April 30 (Reuters) - Power equipment maker Generac
Holdings ( GNRC ) reported better-than-expected first-quarter
profit on Wednesday, but trimmed its annual forecast as
uncertainty from tariffs clouded its demand outlook.
The company forecast its full-year net income margin to be
between 6.5% and 8.5%, compared with its previous view of 8% to
9%. It expects annual net sales to remain flat or grow up to 7%,
compared with its prior projection of 3% to 7%.
"As a result of higher tariff levels, uncertain government
policy actions, and a potentially softer global macroeconomic
environment, the range of forecasted outcomes for our business
has expanded relative to our prior guidance," the company said.
Generac ( GNRC ) plans to mitigate the effects of the tariffs through
higher pricing, supply chain initiatives and other
cost-reduction efforts over the coming quarters, CEO Aaron
Jagdfeld said.
Meanwhile, demand for generators surged during the first
quarter as adverse weather conditions left homes in the U.S.

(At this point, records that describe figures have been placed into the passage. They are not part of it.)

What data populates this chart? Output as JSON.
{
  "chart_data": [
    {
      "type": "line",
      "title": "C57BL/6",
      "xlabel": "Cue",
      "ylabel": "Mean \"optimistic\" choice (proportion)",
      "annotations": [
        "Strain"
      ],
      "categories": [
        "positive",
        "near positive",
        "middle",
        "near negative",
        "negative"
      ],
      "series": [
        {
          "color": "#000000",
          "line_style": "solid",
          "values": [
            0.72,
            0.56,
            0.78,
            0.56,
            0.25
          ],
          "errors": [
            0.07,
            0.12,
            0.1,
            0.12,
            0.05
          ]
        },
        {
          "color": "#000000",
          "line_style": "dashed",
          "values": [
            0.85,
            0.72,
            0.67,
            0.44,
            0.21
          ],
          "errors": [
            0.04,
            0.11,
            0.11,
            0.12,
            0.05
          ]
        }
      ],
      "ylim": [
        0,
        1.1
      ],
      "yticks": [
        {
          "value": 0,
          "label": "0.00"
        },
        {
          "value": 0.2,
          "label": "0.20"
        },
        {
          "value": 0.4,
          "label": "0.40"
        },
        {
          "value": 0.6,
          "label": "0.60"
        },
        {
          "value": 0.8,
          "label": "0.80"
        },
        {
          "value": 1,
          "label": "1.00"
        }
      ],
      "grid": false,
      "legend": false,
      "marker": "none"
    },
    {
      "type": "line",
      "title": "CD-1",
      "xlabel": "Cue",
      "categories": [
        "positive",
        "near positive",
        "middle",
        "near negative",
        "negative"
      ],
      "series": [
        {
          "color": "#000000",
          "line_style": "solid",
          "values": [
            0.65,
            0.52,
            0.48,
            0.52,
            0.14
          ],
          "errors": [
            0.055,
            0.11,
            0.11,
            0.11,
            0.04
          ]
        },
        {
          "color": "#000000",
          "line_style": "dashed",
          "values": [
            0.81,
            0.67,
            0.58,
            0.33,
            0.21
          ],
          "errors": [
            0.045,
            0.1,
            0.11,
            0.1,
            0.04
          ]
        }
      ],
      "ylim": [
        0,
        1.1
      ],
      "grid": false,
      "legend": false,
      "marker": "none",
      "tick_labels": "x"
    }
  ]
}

without power, benefiting home standby generator makers such as
Generac ( GNRC ).
The company's adjusted net income came in at $1.26 per share
for the three months ended March 31, beating analysts' average
estimate of $0.97 per share, according to data compiled by LSEG.
Its quarterly revenue of $942 million also topped
expectations of $919.0 million.
First-quarter sales at the residential product segment,
Generac's ( GNRC ) top money-making business, rose 15% to $494 million
from a year ago, boosted by strong growth.
However, quarterly sales at its commercial and industrial
(C&I) unit slipped 5% to $337 million.